Modern store – with a strong identity
The shops of the future have a lot to offer. They need to have a soul – and decelerate the customer. An interview on the modern store with Katharina Agilar from 7places and Frank Dittel from DIA – Dittel Architekten. Author: Steffen Gerth, Der Handel.
Perhaps a modern store is no longer in a city in the future, but rather at home, on your computer – and the customer is sitting in front of it, wearing a pair of Virtual Reality glasses, two controllers in his hand, as he navigates through the shop that will never exist in reality. Last year, Saturn presented a virtual shopping world like this one – after all, the electronics outlet wants to be among the pioneers of the digitalisation of the shopping world, as digital boss Martin Wild said at the time.
However, Frank Dittel has a word of encouragement for stationary dealers. »There will still be real shops in ten years’ time,« says the architect from Stuttgart. His company, DIA – Dittel Architekten and the corporate daughter 7places, designs and builds stores for example for the Stuttgart Fashion Store, Breuninger.
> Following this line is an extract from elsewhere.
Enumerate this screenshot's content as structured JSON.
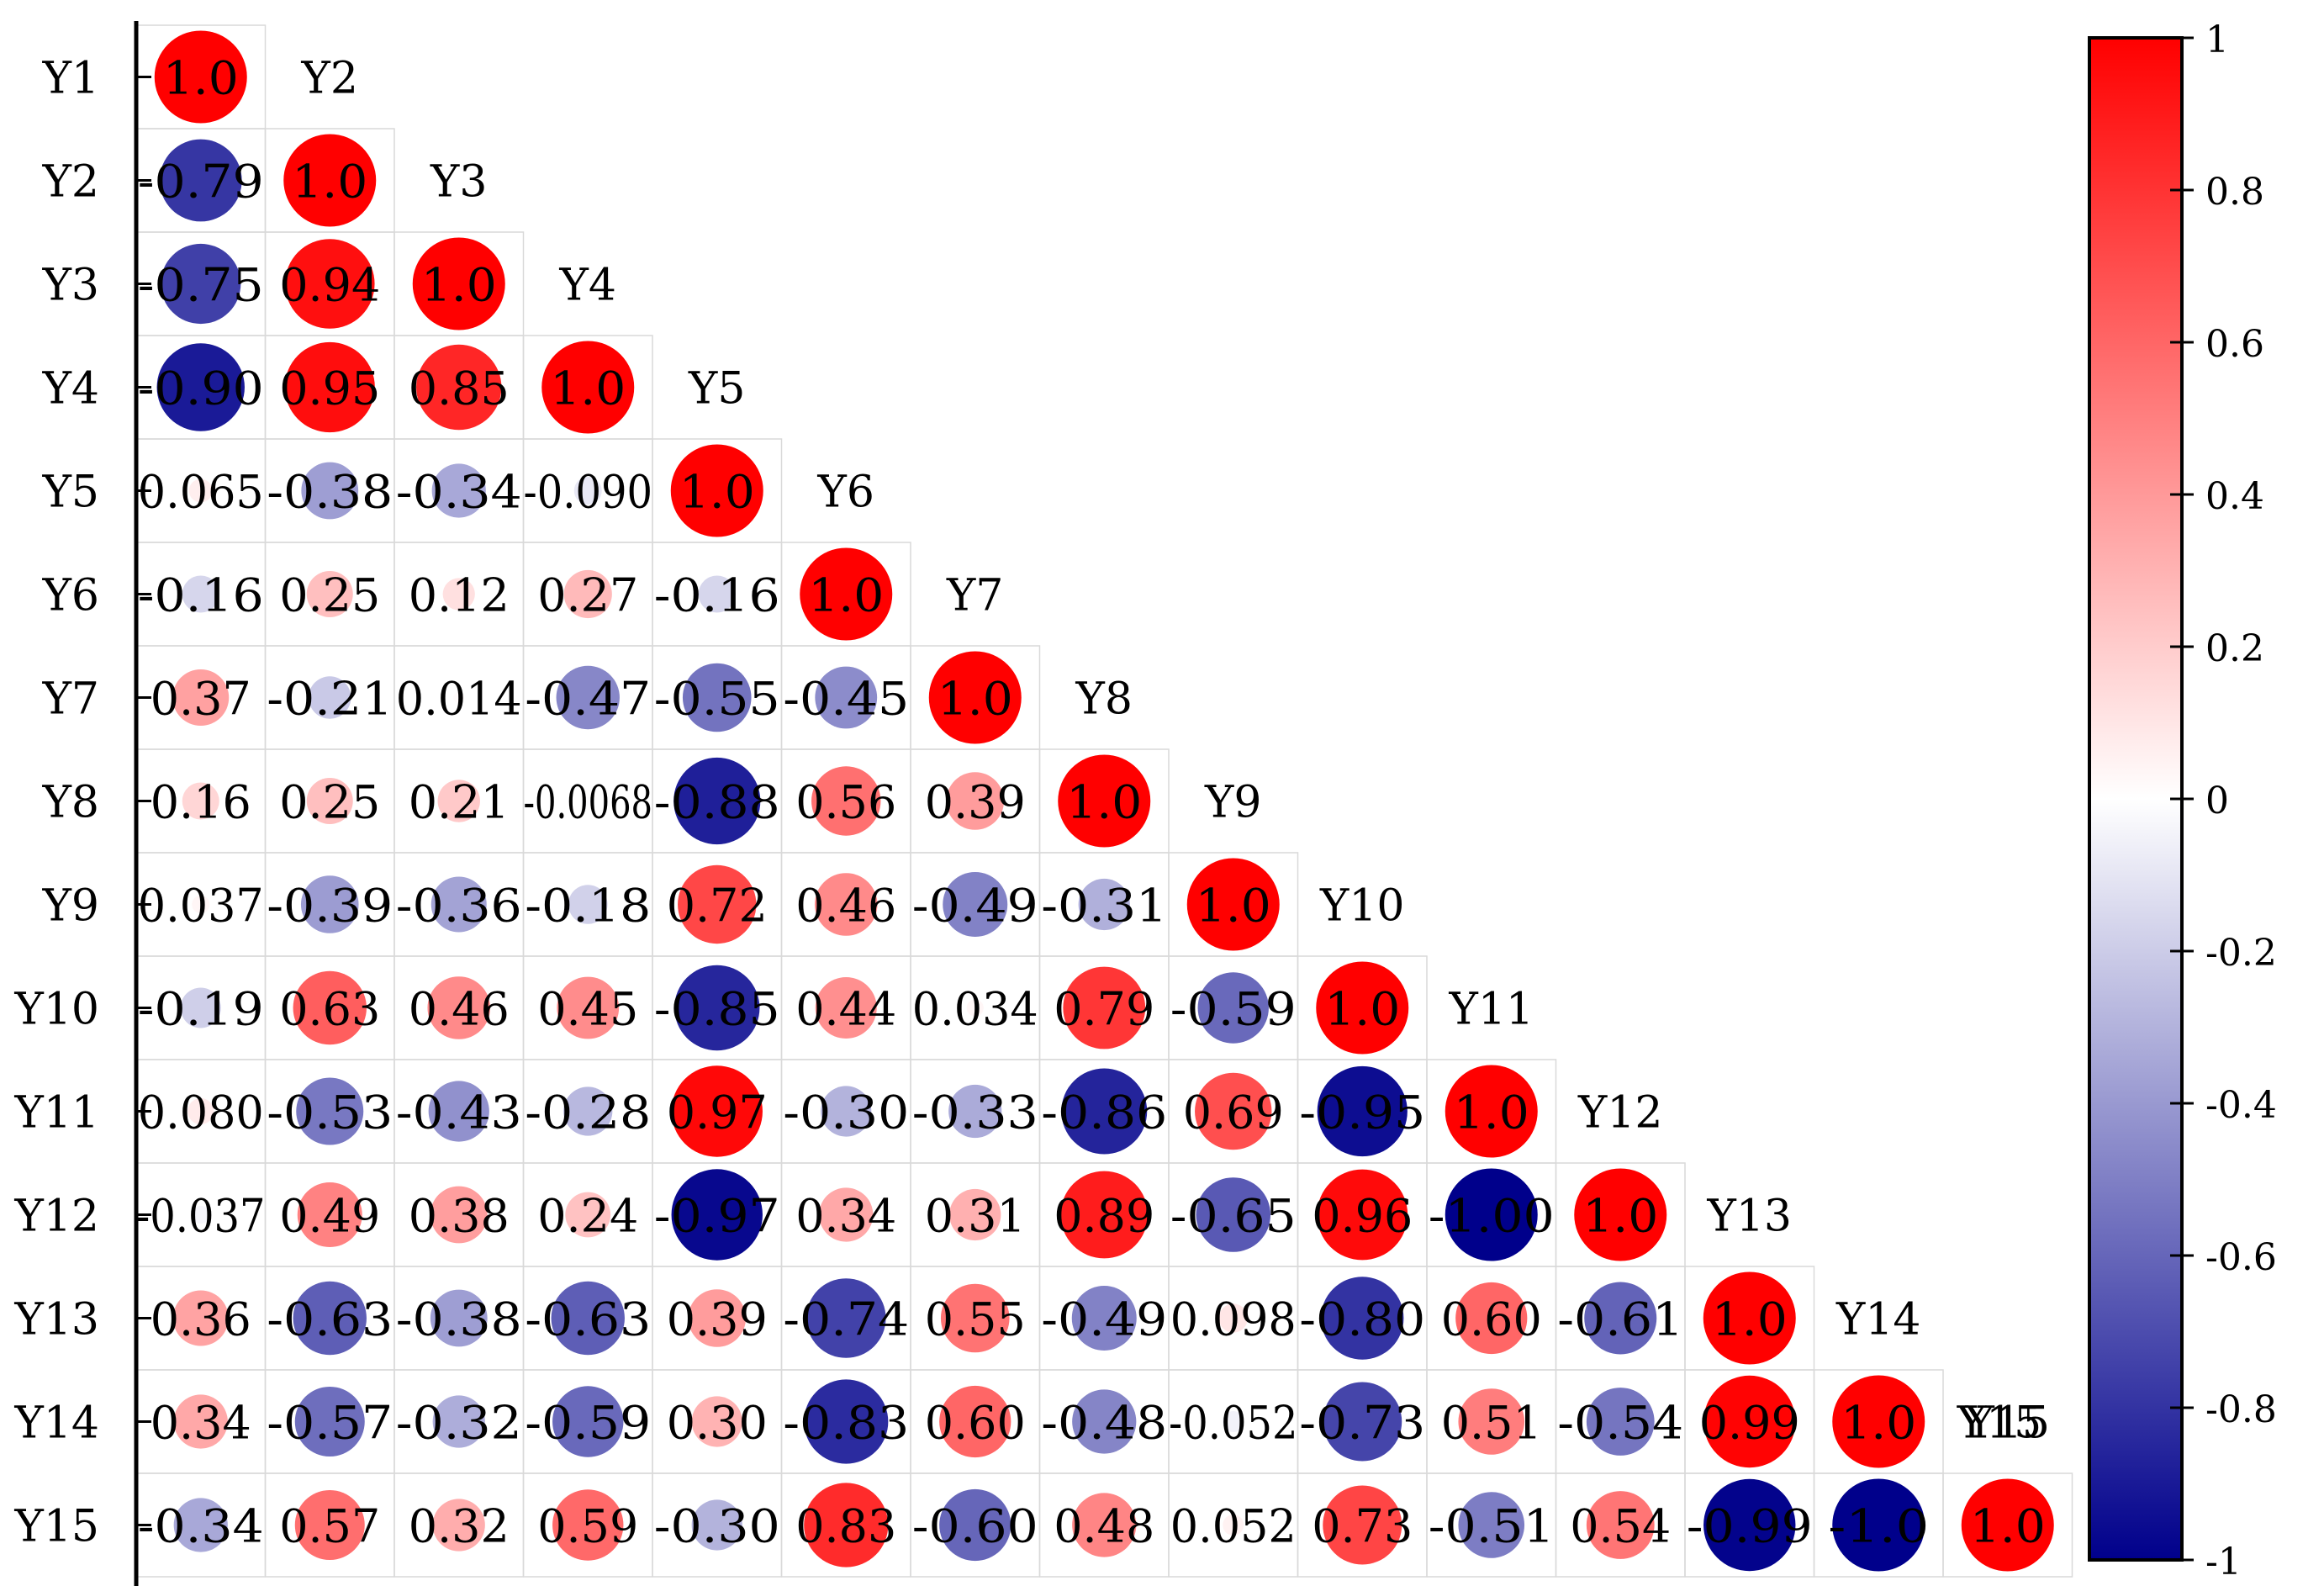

For Dittel and Aguilar, physical sales floors no longer fulfil pure consumption purposes – it has more to do with exchange between people, advice and service. The shop as a social biotope, so to speak.
The shop as a social biotope: exchange between people, advice and service.
But, this biotope needs to be cleverly designed, so that it provides a new consciousness among shoppers. A stationary dealer should never try to reflect the online world – he will always fail in terms of the breadth and depth of his range. »Society expects a stationary dealer to curate,« says Katharina Aguilar, who is in management at 7places, and responsible for digital business. The dealer must have a strong signature and present himself as a master of his range. »Packed shelves and rails that are overfilled with clothes discourage the customers. The shop must have an identity and radiate a feeling of trust.« An arbitrary approach doesn’t have a future.
This signature includes the shop fitting, which nowadays needs to be more than just »attractive«, »practical« or »original«. For Frank Dittel, the primary question is: »What does the trader’s brand transmit?« Terms like values, traditions, local flair and sustainability come to mind. What this intellectual superstructure has to do with shop fitting becomes self-explanatory when it is designed in contrast to the online cosmos.
On the internet, everything happens quickly, click, click – the customer flies through the world of products, new shop, new shopping basket. The stationary shop must slow things down with orientation and lots of service.
An oasis like this requires special processing and design techniques. For example, Aguilar sees a trend towards regional materials, such as local wood. And she sees a return of building materials, such as bathroom tiles from the 1960s and 70s, which, at first glance, appear old-fashioned, but which are being built into walls as design elements today.
Technology certainly doesn’t always excite the customer
However, without practicality, any design would only be worth half as much. For the architect, Dittel, the shops of the future need to be flexible. »That’s a major issue,« he says. He’s referring to moveable walls, so that the room can quickly be adapted to new requirements. And technical gimmicks are part of all things new. At the moment, they are being put all over the shops – with almost too much motivation – according to the motto: we are super modern. What interactive shop windows or touchscreens that take the customer to the online range have to offer, still remains to be seen. Dittel warns against installing technology in shops, unless it has added value. »The customer notices whether something has been thought through.« He prophecies that technology will be integrated seamlessly in the future – no longer for the purposes of blatant boasting, but rather as a shopping aid.
Technology should be integrated seamlessly, as shopping aid.
And virtual reality (VR)? For both, it isn’t as silly as it seems. Their logic: A shop only offers a limited world of experience, which can be expanded by VR. »You can beam yourself into a fashion show somewhere else«. Saturn’s VR vision is not as absurd as it sounds, after all.